Your student’s school and Shalom Health Care Center have joined forces to operate a school-based health clinic, providing access to quality health services for students. It is our goal to help your family by providing medical services for your child while they are in school, assisting your child’s physician with their healthcare needs, and providing access to healthcare for those who do not have any healthcare services.
Our clinics are staffed with RNs, LPNs, medical assistants, or Advanced Practice Providers (APP) such as Nurse Practitioners or Physician Assistants. An APP has a Master’s degree or higher, and has been trained and licensed by the state to diagnose and treat. Our services are not intended to replace your child’s primary care provider. Our intent is to expand access to healthcare by working with families and their health providers to offer quality health care in the school setting.
In accordance with Indiana State Law, all families wishing to receive health services from Shalom’s school-based clinics (SBC) must sign a consent to treat form and complete a brief medical history. This information provides our medical staff with the most up-to-date medical information for your child. Any information given will remain confidential as part of your child’s medical record. The consent form will be invalid if any portion of the form is not fully complete.

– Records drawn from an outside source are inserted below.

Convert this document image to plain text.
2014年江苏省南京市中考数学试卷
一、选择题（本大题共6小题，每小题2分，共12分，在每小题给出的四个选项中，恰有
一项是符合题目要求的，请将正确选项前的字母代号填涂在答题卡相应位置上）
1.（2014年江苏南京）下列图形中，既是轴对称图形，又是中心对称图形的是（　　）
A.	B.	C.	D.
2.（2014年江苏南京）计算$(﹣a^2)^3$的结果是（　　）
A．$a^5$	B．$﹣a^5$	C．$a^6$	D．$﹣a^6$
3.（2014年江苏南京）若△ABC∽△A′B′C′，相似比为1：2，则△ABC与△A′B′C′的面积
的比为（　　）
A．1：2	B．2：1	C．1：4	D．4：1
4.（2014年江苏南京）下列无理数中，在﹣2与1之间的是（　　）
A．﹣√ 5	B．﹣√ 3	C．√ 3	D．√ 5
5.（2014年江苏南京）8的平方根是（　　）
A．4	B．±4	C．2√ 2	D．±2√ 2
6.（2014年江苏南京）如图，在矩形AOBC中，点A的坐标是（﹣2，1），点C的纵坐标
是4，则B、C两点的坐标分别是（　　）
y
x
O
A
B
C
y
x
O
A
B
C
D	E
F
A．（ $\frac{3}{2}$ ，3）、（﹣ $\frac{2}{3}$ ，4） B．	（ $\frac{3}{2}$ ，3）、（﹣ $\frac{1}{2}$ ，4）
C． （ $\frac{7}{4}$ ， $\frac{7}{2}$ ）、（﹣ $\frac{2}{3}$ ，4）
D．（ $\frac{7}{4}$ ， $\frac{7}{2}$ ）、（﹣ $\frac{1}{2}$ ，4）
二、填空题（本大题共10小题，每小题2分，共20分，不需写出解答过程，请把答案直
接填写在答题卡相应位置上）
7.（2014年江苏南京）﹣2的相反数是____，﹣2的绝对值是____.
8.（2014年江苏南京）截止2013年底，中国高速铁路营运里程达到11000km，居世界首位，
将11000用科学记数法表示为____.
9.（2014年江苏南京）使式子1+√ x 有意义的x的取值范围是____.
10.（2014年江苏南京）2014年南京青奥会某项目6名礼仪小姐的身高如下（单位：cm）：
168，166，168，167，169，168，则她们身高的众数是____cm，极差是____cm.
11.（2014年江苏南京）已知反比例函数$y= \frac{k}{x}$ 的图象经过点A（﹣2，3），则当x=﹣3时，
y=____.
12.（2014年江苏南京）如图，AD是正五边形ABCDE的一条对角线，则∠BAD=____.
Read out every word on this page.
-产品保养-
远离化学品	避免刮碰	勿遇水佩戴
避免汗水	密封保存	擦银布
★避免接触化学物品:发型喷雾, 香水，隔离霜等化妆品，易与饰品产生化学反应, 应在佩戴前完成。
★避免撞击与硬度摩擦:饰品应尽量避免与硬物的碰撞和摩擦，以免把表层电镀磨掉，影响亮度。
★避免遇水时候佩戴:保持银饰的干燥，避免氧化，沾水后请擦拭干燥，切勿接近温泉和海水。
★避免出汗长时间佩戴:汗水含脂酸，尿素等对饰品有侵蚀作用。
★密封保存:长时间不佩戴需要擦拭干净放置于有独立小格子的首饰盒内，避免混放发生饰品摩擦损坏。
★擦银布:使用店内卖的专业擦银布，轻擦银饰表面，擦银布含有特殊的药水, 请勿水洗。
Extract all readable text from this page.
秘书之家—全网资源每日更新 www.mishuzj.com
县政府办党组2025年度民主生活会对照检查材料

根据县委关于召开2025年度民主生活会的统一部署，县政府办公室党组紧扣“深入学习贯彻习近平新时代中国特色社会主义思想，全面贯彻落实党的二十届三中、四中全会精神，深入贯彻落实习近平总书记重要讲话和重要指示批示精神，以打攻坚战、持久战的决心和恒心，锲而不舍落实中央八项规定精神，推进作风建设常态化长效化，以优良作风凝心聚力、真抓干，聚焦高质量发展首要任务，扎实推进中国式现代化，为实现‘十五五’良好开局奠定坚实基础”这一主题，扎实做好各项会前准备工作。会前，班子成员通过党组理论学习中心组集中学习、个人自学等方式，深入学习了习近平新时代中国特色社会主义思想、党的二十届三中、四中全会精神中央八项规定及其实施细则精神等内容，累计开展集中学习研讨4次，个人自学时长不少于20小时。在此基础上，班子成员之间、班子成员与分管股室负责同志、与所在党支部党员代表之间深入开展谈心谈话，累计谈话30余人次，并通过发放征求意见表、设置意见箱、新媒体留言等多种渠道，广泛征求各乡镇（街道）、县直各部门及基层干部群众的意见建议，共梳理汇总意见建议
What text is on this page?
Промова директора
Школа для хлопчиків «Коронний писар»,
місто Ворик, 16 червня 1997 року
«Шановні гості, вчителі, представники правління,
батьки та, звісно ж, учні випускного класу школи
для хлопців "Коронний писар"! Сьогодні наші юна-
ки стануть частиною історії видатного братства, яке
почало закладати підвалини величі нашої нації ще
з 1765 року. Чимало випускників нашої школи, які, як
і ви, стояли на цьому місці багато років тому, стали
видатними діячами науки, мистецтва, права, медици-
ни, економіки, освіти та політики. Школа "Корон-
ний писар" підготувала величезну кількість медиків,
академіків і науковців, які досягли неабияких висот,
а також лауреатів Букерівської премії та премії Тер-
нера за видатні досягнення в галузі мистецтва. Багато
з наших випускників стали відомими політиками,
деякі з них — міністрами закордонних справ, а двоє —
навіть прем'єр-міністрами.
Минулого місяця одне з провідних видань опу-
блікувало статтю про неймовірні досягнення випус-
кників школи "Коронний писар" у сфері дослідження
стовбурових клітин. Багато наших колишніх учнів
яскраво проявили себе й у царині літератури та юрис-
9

This consent form is accepted at any school with a Shalom SBC and valid through the student’s senior year of high school. A written request to withdraw consent for treatment must be completed by the parent or guardian in order to discontinue services. The parent or guardian is responsible for notifying the clinic of any changes to the student’s health history, guardianship and/or demographic information.
This program is provided at no cost to you or your family. Shalom will bill and collect from Medicaid and other third party health insurances your child may have. We do require insurance information be provided in order to provide services. This ensures our ability to continue school-based clinic services and care for your child.
Thank you for your cooperation and allowing us to participate in your child’s health care needs.